Problem jest w tym, że Krym to nie Ukraina.
Pomajdanowe kacyki mogą sobie zaklinać rzeczywistość, ale i tak niczego nie są w stanie zrobić. Jedyna siła, która uważa Krym za swój i ma do tego prawo to są Tatarzy. Referendum... już teraz można z dużą dozą prawdopodobieństwa podać wynik, typuję 89 procent za przyłączeniem do Federacji.
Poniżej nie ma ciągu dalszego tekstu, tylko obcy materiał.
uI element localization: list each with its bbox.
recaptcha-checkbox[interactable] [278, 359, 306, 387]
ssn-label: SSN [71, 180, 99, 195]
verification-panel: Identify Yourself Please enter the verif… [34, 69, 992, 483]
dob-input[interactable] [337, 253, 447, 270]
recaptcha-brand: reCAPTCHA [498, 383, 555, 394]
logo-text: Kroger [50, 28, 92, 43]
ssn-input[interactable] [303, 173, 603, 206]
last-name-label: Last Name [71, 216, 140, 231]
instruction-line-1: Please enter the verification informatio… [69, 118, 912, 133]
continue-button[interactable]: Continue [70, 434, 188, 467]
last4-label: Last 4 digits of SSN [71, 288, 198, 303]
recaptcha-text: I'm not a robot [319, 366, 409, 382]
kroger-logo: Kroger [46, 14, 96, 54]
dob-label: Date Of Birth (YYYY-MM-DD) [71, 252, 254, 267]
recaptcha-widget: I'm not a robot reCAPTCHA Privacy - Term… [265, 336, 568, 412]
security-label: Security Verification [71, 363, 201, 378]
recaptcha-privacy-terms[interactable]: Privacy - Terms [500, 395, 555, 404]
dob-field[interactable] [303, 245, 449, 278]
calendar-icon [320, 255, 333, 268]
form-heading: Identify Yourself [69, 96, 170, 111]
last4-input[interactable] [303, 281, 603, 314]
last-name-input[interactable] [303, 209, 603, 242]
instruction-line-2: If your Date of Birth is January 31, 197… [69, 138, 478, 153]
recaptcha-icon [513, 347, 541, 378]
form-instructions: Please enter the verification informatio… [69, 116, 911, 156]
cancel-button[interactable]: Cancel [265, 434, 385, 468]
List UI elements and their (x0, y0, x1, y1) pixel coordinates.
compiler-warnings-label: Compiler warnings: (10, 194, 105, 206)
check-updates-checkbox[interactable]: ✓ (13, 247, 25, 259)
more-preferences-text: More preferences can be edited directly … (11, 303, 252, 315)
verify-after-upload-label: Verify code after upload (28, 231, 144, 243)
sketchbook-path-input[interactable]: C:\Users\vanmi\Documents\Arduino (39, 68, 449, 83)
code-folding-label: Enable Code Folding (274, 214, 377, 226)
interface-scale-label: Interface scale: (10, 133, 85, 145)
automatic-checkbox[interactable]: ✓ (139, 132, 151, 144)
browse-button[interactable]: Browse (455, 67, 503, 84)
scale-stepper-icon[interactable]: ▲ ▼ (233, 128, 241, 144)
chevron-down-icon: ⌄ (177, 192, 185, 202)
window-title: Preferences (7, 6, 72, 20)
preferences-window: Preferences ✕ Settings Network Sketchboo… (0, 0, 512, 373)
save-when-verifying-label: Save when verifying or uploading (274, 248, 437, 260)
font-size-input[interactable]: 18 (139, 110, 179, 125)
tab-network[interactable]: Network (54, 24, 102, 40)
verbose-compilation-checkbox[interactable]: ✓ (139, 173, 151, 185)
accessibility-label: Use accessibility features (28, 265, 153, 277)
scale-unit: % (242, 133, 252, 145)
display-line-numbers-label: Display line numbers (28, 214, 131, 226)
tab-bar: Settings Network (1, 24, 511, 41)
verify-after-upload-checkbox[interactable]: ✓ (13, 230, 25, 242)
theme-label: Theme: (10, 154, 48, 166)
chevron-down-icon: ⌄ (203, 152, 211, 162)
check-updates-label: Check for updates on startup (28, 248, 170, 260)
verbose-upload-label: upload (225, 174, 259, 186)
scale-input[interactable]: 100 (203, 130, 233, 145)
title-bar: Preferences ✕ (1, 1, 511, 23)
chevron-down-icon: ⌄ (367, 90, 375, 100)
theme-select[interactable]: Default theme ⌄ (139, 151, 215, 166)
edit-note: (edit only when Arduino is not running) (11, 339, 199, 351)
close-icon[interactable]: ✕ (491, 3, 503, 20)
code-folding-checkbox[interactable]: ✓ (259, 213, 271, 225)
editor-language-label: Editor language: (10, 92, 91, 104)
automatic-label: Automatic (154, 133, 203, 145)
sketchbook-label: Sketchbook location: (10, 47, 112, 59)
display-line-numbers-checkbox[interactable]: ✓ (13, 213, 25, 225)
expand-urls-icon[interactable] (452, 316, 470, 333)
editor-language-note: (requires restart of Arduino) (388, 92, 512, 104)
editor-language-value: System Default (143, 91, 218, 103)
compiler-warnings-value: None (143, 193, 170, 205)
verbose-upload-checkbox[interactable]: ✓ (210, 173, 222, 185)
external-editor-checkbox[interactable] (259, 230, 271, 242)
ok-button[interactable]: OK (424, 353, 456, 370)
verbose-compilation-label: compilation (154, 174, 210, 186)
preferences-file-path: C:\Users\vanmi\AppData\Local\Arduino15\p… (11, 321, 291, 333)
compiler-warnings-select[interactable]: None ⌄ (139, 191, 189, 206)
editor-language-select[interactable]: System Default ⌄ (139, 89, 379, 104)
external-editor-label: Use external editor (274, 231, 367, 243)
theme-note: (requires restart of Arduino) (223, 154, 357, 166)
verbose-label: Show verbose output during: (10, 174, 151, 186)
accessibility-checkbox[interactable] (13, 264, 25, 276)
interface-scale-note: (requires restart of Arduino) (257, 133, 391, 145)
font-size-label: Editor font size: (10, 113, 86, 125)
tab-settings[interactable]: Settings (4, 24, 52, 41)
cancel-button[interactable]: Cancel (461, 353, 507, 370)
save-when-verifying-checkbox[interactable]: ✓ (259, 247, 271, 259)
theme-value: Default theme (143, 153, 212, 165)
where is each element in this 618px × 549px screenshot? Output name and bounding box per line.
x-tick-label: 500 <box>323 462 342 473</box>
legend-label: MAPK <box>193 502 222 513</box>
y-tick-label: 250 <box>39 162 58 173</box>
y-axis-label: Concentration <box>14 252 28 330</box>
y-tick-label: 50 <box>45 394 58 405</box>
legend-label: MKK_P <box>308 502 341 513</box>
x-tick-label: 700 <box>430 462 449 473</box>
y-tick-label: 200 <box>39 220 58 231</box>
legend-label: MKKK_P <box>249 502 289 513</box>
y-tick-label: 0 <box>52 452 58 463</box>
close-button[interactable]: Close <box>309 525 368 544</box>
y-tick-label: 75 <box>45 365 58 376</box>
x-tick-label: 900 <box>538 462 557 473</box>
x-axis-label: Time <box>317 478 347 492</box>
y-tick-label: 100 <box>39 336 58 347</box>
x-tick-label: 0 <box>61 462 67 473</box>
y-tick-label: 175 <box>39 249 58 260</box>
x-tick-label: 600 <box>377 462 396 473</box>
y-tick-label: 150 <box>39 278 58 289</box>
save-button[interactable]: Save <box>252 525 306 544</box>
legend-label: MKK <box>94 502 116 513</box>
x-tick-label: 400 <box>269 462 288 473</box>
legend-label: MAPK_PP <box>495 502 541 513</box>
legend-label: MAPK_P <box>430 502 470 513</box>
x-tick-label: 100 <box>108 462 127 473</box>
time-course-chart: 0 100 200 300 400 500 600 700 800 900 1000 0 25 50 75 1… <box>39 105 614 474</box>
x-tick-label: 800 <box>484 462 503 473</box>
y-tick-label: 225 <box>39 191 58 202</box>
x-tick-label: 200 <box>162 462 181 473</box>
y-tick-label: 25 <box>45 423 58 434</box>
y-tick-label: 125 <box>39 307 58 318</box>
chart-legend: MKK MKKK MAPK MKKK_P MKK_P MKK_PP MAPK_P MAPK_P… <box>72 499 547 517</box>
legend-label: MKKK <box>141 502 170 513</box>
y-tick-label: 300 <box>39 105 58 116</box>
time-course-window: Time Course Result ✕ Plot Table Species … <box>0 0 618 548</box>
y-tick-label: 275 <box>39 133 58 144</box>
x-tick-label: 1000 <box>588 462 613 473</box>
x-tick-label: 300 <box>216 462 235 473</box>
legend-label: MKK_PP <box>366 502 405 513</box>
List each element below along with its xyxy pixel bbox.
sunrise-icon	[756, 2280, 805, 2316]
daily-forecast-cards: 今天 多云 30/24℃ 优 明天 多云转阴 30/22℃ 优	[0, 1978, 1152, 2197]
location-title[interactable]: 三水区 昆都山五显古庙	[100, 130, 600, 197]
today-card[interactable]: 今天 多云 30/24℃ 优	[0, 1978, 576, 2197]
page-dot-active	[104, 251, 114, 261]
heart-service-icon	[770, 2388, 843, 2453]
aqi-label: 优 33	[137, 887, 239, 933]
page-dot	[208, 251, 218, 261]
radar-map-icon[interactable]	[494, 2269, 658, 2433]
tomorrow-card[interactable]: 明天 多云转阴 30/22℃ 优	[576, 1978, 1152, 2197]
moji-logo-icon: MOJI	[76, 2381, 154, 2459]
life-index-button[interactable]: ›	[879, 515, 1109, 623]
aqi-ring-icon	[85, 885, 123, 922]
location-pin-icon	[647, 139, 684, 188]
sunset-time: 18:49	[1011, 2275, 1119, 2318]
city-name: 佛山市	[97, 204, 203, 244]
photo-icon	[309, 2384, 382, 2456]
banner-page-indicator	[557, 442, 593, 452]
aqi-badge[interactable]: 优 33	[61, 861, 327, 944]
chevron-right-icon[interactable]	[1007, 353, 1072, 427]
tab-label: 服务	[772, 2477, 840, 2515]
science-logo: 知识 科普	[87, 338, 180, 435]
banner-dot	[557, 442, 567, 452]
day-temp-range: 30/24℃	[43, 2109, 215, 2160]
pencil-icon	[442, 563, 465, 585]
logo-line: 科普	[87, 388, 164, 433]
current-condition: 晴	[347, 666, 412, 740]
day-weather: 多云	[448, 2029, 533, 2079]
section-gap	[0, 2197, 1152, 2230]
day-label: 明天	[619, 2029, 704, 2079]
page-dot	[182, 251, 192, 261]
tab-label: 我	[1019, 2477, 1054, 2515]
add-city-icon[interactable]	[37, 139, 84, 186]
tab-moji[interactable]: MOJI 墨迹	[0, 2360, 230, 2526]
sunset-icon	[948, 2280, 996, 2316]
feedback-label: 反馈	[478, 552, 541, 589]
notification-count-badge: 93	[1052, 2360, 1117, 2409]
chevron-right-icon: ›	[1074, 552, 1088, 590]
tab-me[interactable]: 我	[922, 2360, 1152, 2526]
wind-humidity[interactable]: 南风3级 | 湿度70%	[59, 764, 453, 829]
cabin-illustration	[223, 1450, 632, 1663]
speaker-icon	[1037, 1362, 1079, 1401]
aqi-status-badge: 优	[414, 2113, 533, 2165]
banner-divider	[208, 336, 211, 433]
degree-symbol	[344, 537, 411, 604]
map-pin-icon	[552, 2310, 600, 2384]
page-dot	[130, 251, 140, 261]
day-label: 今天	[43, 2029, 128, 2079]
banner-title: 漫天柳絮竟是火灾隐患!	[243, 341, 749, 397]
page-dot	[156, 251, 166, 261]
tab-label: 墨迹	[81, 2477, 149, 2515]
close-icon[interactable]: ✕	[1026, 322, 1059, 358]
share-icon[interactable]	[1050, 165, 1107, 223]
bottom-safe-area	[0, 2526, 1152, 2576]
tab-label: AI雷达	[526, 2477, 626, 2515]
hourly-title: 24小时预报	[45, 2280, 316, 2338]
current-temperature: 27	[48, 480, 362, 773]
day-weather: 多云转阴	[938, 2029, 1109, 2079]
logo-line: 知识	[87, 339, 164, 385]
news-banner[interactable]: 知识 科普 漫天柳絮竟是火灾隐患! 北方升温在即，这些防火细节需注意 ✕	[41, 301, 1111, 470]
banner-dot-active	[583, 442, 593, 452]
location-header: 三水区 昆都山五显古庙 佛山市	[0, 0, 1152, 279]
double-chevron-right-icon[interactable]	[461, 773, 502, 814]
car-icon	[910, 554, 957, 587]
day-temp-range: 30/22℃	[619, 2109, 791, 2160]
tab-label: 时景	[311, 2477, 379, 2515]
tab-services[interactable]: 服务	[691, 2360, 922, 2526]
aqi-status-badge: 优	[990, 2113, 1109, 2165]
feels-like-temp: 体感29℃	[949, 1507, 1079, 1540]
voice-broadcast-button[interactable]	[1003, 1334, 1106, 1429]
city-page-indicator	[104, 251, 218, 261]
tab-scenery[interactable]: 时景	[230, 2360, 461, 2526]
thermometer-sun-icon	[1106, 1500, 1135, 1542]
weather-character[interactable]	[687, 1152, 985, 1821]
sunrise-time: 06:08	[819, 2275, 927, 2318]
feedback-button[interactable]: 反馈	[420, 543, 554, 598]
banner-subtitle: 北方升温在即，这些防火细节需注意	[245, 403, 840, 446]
W natłoku wielu informacji podawanych przez mainstreamowe media, można wychwycić niezłe "smaczki". Jeden z nich, dziennikarz dotarł do żołnierzy z jednostki na Krymie, podczas rozmowy dowiedział się, że ich żony obrzucane są obelgami zza uchylonych okien. Niby taka banalna informacja, ale świadcząca o tym, że antyukraińskość jest w jakiś sposób spontaniczna. Na pewno temu spontanowi w jakiś sprzyja propaganda strasząca ludzi hordami banderowców.
Dziwić może bierność sił zbrojnych UA, jest ona dość wymowna, ma zapewne swoje uzasadnienie w poleceniu aby nie dawać pretekstu, ale z drugiej strony może świadczyć również o wahaniu się tychże żołnierzy po której stronie opowiedzieć się. Bida aż piszczy, a związki emocjonalne z "ojczyzną" jakby nieco słabe.
Gdyby przenieść tę sytuację na zachód UA, to zapewne znalazło by się wielu chętnych do czynnego stawiania oporu.
Reakcje świata będą takie aby Zachód za dużo nie stracił, Rosja z Krymem czy bez i tak będzie stanowiła zagrożenie. Przejęcie przez nią tej części Ukrainy nie wzmocni jej potencjału bojowego, wszak ma tam swoje bazy, a być może spowoduje, że będzie musiała wpompować tam trochę kasy.
Rola Polski, wg mnie my będziemy najbardziej stratni na tej całej operacji. Wdzięczność Ukraińców mogli włożyć włożyć sobie w buty, Rosja co i rusz narzuci nam jakieś embargo, a cały Zachód i USA... będzie dalej robiło dobre interesy z Putinem.
Majdan, miał sens tak mniej więcej do czasu gdy powstał "prawy sektor", wizerunkowo była to zła decyzja, poza tym dała Putinowi pretekst do straszenia ludzi faszystami, częściowo miał rację, gdyż odwoływali się do tradycji i symboliki upa.
Ciekawi mnie dlaczego jest tak mało informacji o tym co dzieje się na zachodzie Ukrainy, z relacji ludzi, którzy tam bywają (teraz), wynika, że powolutku zaczyna się chaos, ludzie obawiają się o swoją przyszłość, jednak przy głosie są radykałowie, którzy w swoisty sposób zakrzykują głosy rozsądku. Opinia prostych ludzi na temat "pomocy" Zachodu, w tym Polski", nie jest do końca taka o jakiej mówią w mediach. Piszę o zachodniej Ukrainie.
Tak czy inaczej, Ukraina powinna pożegnać się z Krymem i skupić nad tym, aby granica UA - RA nie przebiegała wzdłuż Dniepru.